Many are anticipating what can be accomplished in Kansas under a pro-life governor in 2011, and I hope restructuring the State Healing Arts Board is on the list.
We’ve endured seven years of pro-abortion Governor Kathleen Sebelius, not only her abortionist-protecting legislative vetoes, but also her appointees on this Board, who allowed decrepit and woman-injuring abortion clinics to stay in business.
Sebelius’ abortion industry aid also extended to retaining the Board’s corrupt executive director, Larry Buening, the spouse of her long-time personal staffer.
Thousands of post-viability abortions were performed in Wichita –almost all of them on non-Kansans– because Buening protected the medical licenses of Kristin Neuhaus, who made the abortion “referrals,” and of LeRoy Carhart, Susan Robinson, Shelly Sella, and the late George Tiller, who performed the abortions.
Sebelius found a cushy SRS attorney job for Buening to keep his state pension, after the legislature threw him out in 2008. [It was not on account of his abortion ties, but because of a backlog of patient deaths and abuse complaints that lawmakers gave the axe to Buening and his top legal counsel, Mark Stafford.]
Buening’s replacement, Jack Confer, had cleaned up Arizona’s medical board mess, but after a rocky 16-month attempt at rehabilitating the Kansas Board, quit in mid-October. The Board is seeking a new director, who must be confirmed by the state Senate.
No such Senate approval is required for the members of the Healing Arts Board, who are appointed to 4-year-terms by the governor from a list prepared by their professional associations. Gov. Mark Parkinson gets his first crack at replacing or reappointing three members this June, and then the next governor (presumably Sam Brownback) will be replacing a few members every year.
BOARD STRUCTURE PROBLEMATIC
The 15-member Kansas state Board of Healing Arts is charged with rooting out incompetency and unprofessional conduct in medical practice. It has three “public” members, who are theoretically sensitive to, and speaking up for, the patient’s viewpoint. The remaining twelve Board members are physicians, osteopaths and chiropractors.

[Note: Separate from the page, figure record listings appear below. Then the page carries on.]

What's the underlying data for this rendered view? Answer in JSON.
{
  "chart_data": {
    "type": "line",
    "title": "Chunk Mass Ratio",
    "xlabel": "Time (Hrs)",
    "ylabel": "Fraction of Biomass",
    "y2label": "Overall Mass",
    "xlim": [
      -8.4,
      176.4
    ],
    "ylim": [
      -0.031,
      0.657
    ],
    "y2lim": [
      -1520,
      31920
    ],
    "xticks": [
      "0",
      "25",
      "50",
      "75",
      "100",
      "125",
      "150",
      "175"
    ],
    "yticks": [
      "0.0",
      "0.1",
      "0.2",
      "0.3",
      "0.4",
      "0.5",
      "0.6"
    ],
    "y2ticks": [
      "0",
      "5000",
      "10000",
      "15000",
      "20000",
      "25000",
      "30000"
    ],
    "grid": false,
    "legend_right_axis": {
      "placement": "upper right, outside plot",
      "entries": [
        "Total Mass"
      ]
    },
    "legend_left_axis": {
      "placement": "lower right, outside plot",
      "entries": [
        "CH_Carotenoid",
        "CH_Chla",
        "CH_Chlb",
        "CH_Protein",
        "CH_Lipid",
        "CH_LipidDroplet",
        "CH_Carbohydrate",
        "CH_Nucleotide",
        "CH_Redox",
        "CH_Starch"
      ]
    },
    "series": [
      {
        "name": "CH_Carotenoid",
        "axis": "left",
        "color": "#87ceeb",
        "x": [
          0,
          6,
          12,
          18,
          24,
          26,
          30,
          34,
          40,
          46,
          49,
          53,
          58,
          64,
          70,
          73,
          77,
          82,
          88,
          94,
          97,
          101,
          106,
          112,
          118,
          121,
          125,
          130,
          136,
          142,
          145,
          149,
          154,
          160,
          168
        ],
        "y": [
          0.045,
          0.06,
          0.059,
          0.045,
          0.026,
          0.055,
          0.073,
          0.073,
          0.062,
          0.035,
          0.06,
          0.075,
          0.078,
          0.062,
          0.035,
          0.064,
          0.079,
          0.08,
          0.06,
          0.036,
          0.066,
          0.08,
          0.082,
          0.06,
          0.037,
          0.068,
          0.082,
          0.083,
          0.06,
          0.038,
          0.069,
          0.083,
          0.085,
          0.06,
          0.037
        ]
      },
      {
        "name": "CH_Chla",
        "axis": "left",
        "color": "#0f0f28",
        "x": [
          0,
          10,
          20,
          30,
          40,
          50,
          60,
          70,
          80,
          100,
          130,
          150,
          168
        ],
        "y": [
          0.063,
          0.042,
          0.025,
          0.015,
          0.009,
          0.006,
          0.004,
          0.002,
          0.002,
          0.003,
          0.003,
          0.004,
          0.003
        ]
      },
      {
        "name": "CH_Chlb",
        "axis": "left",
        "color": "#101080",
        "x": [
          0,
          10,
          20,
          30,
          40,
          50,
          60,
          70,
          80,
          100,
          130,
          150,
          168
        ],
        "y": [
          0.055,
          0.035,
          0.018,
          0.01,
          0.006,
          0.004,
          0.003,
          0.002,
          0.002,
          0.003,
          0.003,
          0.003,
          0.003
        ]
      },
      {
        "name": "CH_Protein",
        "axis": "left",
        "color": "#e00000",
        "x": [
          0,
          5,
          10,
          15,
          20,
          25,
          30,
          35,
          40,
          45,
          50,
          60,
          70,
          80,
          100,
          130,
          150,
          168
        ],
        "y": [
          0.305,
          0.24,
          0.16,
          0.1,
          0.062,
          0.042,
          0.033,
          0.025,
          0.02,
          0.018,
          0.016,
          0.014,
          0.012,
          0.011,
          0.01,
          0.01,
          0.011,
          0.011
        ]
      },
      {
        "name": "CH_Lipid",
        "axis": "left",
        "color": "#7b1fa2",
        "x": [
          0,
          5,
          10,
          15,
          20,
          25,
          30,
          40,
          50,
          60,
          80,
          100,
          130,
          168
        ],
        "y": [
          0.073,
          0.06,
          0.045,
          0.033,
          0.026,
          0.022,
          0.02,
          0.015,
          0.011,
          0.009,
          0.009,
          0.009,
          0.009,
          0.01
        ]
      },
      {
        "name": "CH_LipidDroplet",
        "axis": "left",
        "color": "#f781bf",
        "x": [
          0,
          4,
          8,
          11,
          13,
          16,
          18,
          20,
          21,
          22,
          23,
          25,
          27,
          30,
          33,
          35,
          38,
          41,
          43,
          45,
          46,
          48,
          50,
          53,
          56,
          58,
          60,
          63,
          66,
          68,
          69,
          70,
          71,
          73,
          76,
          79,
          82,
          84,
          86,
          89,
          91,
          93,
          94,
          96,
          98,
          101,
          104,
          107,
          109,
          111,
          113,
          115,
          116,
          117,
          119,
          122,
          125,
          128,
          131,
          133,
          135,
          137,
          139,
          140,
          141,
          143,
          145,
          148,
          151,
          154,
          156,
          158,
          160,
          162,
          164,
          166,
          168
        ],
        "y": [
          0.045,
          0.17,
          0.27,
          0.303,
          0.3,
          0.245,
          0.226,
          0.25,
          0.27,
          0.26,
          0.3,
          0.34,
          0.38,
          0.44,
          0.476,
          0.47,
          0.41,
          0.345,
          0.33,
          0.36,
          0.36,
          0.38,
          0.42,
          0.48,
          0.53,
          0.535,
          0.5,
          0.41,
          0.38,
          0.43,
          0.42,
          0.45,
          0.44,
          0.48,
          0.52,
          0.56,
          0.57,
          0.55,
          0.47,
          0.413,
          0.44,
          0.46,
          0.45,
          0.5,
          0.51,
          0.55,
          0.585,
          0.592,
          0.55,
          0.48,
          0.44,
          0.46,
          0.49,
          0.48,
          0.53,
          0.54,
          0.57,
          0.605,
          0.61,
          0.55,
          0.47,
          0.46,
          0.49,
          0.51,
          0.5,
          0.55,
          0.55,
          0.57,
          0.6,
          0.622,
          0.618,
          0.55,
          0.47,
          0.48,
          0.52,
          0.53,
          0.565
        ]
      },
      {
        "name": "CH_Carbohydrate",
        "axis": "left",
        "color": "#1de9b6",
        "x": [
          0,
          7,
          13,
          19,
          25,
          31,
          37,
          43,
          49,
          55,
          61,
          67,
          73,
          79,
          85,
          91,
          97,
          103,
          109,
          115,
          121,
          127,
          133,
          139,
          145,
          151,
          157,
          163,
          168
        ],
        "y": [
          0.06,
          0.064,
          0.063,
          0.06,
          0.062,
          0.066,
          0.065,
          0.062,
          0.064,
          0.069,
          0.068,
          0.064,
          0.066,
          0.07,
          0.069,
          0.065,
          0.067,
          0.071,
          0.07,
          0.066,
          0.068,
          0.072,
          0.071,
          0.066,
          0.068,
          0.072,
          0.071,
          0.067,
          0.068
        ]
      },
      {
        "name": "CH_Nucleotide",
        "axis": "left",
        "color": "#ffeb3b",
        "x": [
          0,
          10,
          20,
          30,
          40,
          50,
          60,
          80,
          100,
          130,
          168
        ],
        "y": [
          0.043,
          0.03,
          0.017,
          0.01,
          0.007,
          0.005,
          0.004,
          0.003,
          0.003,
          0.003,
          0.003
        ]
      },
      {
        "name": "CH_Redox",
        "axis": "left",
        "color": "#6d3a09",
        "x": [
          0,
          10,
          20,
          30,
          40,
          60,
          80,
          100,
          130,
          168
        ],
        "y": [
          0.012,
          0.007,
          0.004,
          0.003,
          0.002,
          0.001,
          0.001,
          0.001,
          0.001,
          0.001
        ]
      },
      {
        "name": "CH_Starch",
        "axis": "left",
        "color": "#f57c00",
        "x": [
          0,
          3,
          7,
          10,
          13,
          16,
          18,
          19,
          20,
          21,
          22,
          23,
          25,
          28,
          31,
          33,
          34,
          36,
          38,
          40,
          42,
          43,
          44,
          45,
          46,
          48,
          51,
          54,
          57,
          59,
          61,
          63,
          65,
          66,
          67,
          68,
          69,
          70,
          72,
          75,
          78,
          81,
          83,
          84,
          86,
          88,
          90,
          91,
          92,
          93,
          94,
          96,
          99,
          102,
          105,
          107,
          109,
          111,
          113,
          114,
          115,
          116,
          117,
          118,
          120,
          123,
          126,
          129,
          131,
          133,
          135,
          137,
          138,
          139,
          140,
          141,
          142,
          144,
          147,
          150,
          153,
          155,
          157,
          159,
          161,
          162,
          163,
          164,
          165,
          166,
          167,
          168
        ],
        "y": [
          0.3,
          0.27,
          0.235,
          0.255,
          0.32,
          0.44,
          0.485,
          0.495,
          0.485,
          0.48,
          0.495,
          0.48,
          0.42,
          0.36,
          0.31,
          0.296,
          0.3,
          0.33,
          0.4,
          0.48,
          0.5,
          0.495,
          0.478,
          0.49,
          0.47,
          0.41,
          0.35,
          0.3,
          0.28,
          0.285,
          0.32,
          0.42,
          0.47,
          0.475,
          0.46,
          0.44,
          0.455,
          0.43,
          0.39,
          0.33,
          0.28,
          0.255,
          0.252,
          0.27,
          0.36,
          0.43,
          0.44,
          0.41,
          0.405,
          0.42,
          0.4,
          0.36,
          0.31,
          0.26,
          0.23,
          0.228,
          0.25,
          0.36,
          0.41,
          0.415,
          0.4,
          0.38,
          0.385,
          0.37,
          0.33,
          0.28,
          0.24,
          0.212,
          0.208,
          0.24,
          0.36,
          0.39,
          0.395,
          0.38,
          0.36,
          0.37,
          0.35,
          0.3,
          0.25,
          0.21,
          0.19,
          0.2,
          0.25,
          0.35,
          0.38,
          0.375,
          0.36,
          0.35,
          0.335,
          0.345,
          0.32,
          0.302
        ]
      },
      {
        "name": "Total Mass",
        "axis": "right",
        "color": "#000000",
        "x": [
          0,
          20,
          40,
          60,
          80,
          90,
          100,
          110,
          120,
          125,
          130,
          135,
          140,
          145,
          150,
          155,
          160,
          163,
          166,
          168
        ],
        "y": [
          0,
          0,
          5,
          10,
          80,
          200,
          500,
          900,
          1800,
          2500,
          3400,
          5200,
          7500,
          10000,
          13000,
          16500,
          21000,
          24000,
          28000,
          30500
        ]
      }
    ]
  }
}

There is an immediate need to replace biased Board members like Myra Christopher, who heads the pro-euthanasia Center for Practical Bioethics and is on the citizen advisory board for Planned Parenthood. But beyond finding ethical Board members, the nature of the Board presents some challenges that cannot easily be overcome.
One roadblock to eradicating dangerous doctors in this state is the lop-sided structure of the Board. Doctors hold the super-majority power over whether any disciplinary actions move forward at all, and, like other professionals, do not relish punishing their “brethren.” Doctors also have personal opinions about the value of patient lawsuits and worry many injuries are wrongly blamed on physician practices.
I believe it would be better for the state Board to use doctors for medical analysis and recommendations, but not to let them have complete control over whether the case has merit, per se. Such a structural change, and giving more power to non-physicians to revoke licenses, will be strongly opposed by the medical professional groups who wield enormous legislative clout.
Another roadblock to good state medical oversight is the caliber and ethics of those who volunteer for Board membership. What inspires physicians to volunteer for the Board position, which has limited prestige, only pays a traveling stipend, and involves much time and effort?
Medical practitioners are, by nature, healers, not arbitrators. Seeing the underbelly of mistreated and neglected patients brings headaches, sadness, and conflicts affecting their professional circle. What would motivate a highly-paid, successful and busy physician to make room for this largely unappreciated role? And why would a retirement-age-physician choose it instead of lucrative medical/pharmaceutical consulting or just pursuing personal interests?
The third impediment to a public-protective Board is the quality of its staff. A poorly-funded legal division ordinarily does not attract the best talent. Even when Board attorneys are given the green light by the Board to press litigation against an incompetent or negligent doctor, they are doing so with limited resources, while facing daunting defense attorneys for the accused physician.
These defense attorneys have the political clout, the funds and the know-how to drag out the proceedings and wear down the Board staff attorneys. Some of the defense attorneys were themselves former Board attorneys who know how to manipulate the system! (This includes the fired attorney Stafford, mentioned above.)
The Healing Arts Board is in sad shape, and needs a major overhaul.